The latest deal, announced last week, gives Toyota access to a single pool of vehicles which potentially eclipses all others. That will allow it to capture a volume of data that would be difficult to collect from private cars which are only used for under 5 percent of any given day, often on routine commutes.
In return, Grab will be able to expand services such as food delivery and digital payments using Toyota’s $1 billion investment — the biggest by a traditional automaker in a ride-sharing app maker.
The deal reflects how automakers are clamoring for access to ride-hailing firms’ extensive user bases through a spate of partnerships, as they compete with technology companies to develop autonomous cars and next-generation transport services.
Toyota’s vision of such services includes convoys of shuttle bus-sized, self-driving multi-purpose vehicles used, for instance, as pay-per-use mobile restaurants and hotels, which the automaker plans to develop and customize for retail customers.
“There’s data about the car, and then there’s also data about the service — how many customers drivers have, what’s the average mileage, where the rides are concentrated,” said Juliussen. “Having that picture in all the major (Southeast Asian) cities, that becomes very valuable.”
Toyota and Grab will be able to use the data for possible collaboration on data-driven services such as vehicle diagnostics and customized insurance plans based on driver usage.
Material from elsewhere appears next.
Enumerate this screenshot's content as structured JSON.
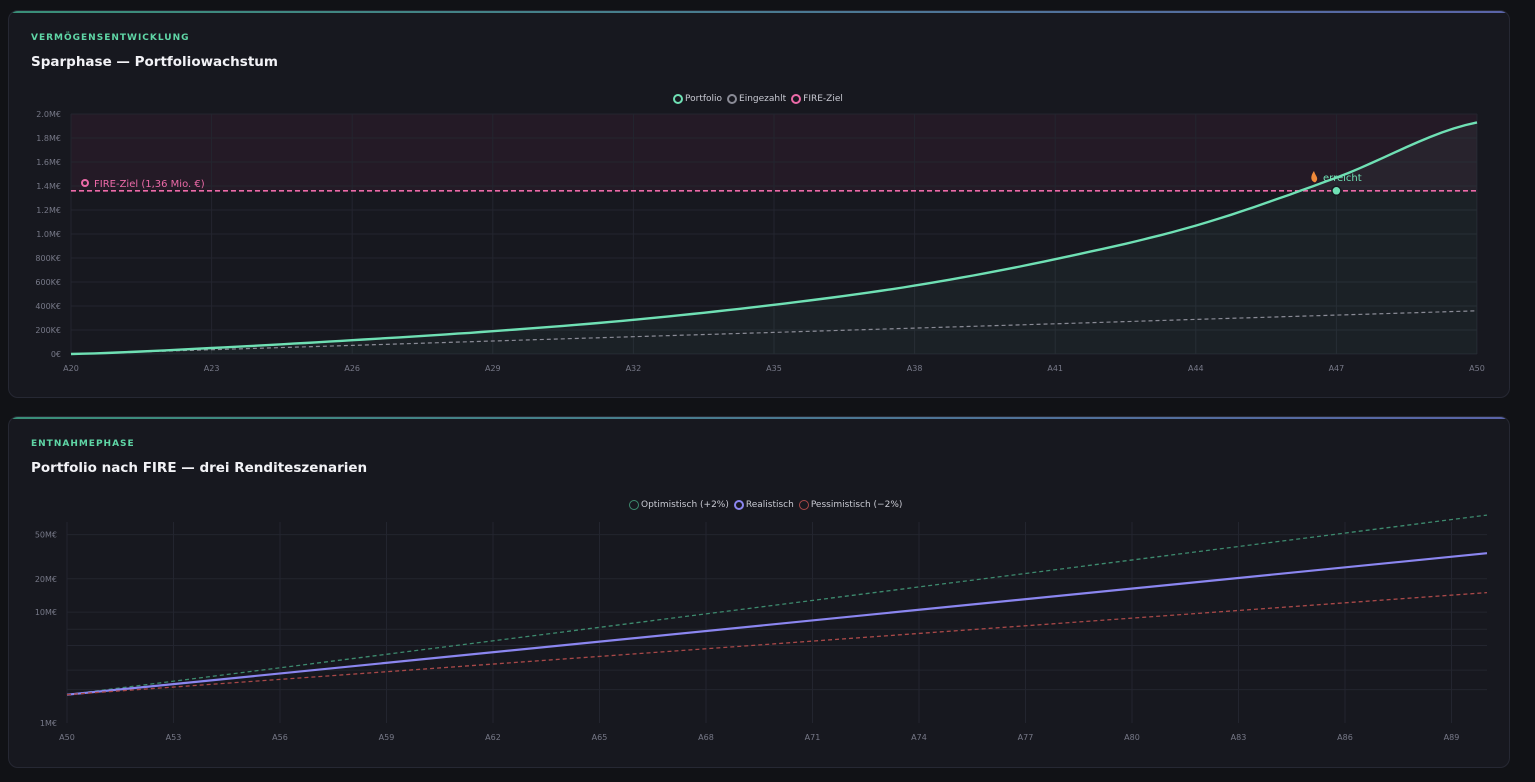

The data will also help Grab maintain efficiency in fleet maintenance as it expands deeper into Southeast Asia where it operates in over 200 cities. It has said it wants build the region’s largest car rental fleet by the fourth quarter of 2018.
“Vehicle maintenance costs, insurance costs, these are bread-and-butter issues for ride-hailing drivers,” said Chua Kee Lock, chief executive of Vertex Venture Holdings in Singapore, an early Grab investor.
Industry experts said Toyota could expand its data service to more mobility firms such as Didi Chuxing, Uber Technologies Inc. and Amazon.com Inc, with which it has separate partnerships.
“This partnership with Toyota will keep Grab’s platform ‘sticky’ and give drivers less incentive to switch to competitors,” said Chua. “This is Grab’s edge over the long-run.”